小男孩抬起泪眼:“菲姐姐,妈妈说有人害她...她说她的魂被压住了...”
丽菲心里一紧:“妈妈还说什么了?”
“她说...后山歪脖子树下...”小军突然噤声,恐惧地望向丽菲身后。
丽菲回头,看见村长林建国不知何时站在不远处,正望着他们。他的脸上带着惯常的和蔼笑容,眼神却深不见底。
“丽菲啊,张寡妇的后事需要人手,你来帮帮忙吧。”林建国走过来,自然地隔开了她和小军。
在帮忙准备丧事的过程中,丽菲注意到张寡妇的右手指甲有多处撕裂,指甲缝里残留着暗红色的泥土。她悄悄用纸巾取样收好。
当晚,丽菲梦见祖母站在床前,反复做着挖土的动作,嘴唇无声地张合着。醒来后,她心跳如鼓,总觉得祖母想传达什么。
第二天,丽菲去找村里最老的篾匠陈爷爷。陈爷爷九十多了,头脑却还清醒,是村里活的历史书。
听到“压魄”二字,陈爷爷浑浊的眼睛闪了一下:“你怎么问这个?”
丽菲推说是为了整理民俗资料。
陈爷爷沉默良久,才缓缓开口:“压魄是邪门玩意,老一辈人才知道。五八年闹饥荒时候,村里发生过一桩...”
他告诉丽菲,1958年秋天,林家村饿死了第一个人后,恐慌蔓延。有人为了自家多分一口粮,偷偷压了别家的魄,让那家人病得吃不下饭。后来接连死了七八个人,才被一个游方道士识破,从村口老槐树下挖出好几个压魄罐。
“后来呢?”丽菲追问。
陈爷爷摇摇头:“那个被抓住的恶毒压魄人,被打死了...是现在村长林建国的祖父。”
丽菲只觉得一股冷气从脊背窜上来。
从陈爷爷家出来,丽菲决心调查真相。她先去了镇上的卫生院,托朋友检测了张寡妇指甲里的泥土成分。结果显示含有特殊矿物质,与后山一处废弃窑场的土质吻合。

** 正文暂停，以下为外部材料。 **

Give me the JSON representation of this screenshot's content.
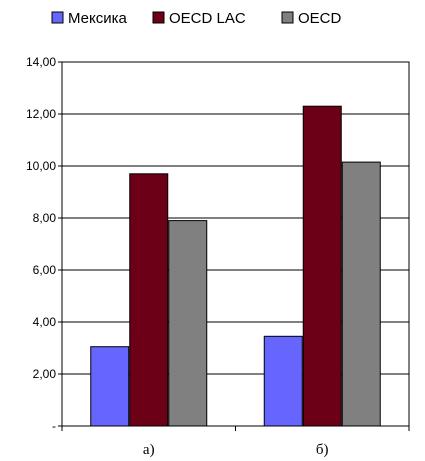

丽菲借口采风,去了后山窑场。那是一片荒废多年的砖瓦窑,残垣断壁间杂草丛生。在一堵半塌的窑墙后,她发现了一片新翻动的泥土。
她心跳加速,四下张望确定没人后,用带来的小铲子轻轻挖掘。才挖了十几厘米,铲尖就碰到了硬物——一个黑色的陶罐,罐口贴着一张黄纸符咒,上面用朱砂画着看不懂的图案。

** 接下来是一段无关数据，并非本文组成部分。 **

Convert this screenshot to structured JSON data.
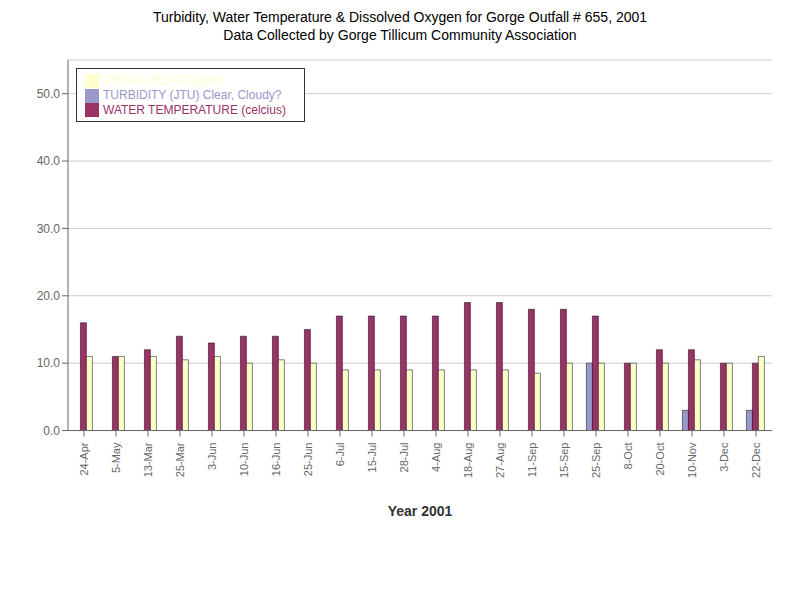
{
  "chart_data": {
    "type": "bar",
    "title": "Turbidity, Water Temperature & Dissolved Oxygen for Gorge Outfall # 655,  2001",
    "subtitle": "Data Collected by Gorge Tillicum Community Association",
    "x_label": "Year 2001",
    "categories": [
      "24-Apr",
      "5-May",
      "13-Mar",
      "25-Mar",
      "3-Jun",
      "10-Jun",
      "16-Jun",
      "25-Jun",
      "6-Jul",
      "15-Jul",
      "28-Jul",
      "4-Aug",
      "18-Aug",
      "27-Aug",
      "11-Sep",
      "15-Sep",
      "25-Sep",
      "8-Oct",
      "20-Oct",
      "10-Nov",
      "3-Dec",
      "22-Dec"
    ],
    "series": [
      {
        "name": "TURBIDITY (JTU) Clear, Cloudy?",
        "color": "#9999cc",
        "values": [
          0,
          0,
          0,
          0,
          0,
          0,
          0,
          0,
          0,
          0,
          0,
          0,
          0,
          0,
          0,
          0,
          10,
          0,
          0,
          3,
          0,
          3
        ]
      },
      {
        "name": "WATER TEMPERATURE (celcius)",
        "color": "#993366",
        "values": [
          16,
          11,
          12,
          14,
          13,
          14,
          14,
          15,
          17,
          17,
          17,
          17,
          19,
          19,
          18,
          18,
          17,
          10,
          12,
          12,
          10,
          10
        ]
      },
      {
        "name": "DISSOLVED O2 (ppm)",
        "color": "#ffffcc",
        "values": [
          11,
          11,
          11,
          10.5,
          11,
          10,
          10.5,
          10,
          9,
          9,
          9,
          9,
          9,
          9,
          8.5,
          10,
          10,
          10,
          10,
          10.5,
          10,
          11
        ]
      }
    ],
    "ylim": [
      0,
      55
    ],
    "yticks": [
      {
        "value": 0,
        "label": "0.0"
      },
      {
        "value": 10,
        "label": "10.0"
      },
      {
        "value": 20,
        "label": "20.0"
      },
      {
        "value": 30,
        "label": "30.0"
      },
      {
        "value": 40,
        "label": "40.0"
      },
      {
        "value": 50,
        "label": "50.0"
      }
    ],
    "grid": true,
    "legend": "upper left"
  }
}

丽菲小心翼翼地将陶罐取出,打开罐盖,里面是一缕缠绕着的头发、几片指甲碎片,还有一张写着生辰八字的小纸条。字条上的日期分明是张寡妇的生日。
她正震惊时,手机突然响起,是照顾祖母的邻居打来的,说老人情况恶化,恐怕撑不过今晚了。
丽菲匆忙将陶罐恢复原状埋回原处,赶回家中。
祖母躺在床上,气息微弱,但眼睛却异常明亮。见丽菲进来,她艰难地招手示意她靠近。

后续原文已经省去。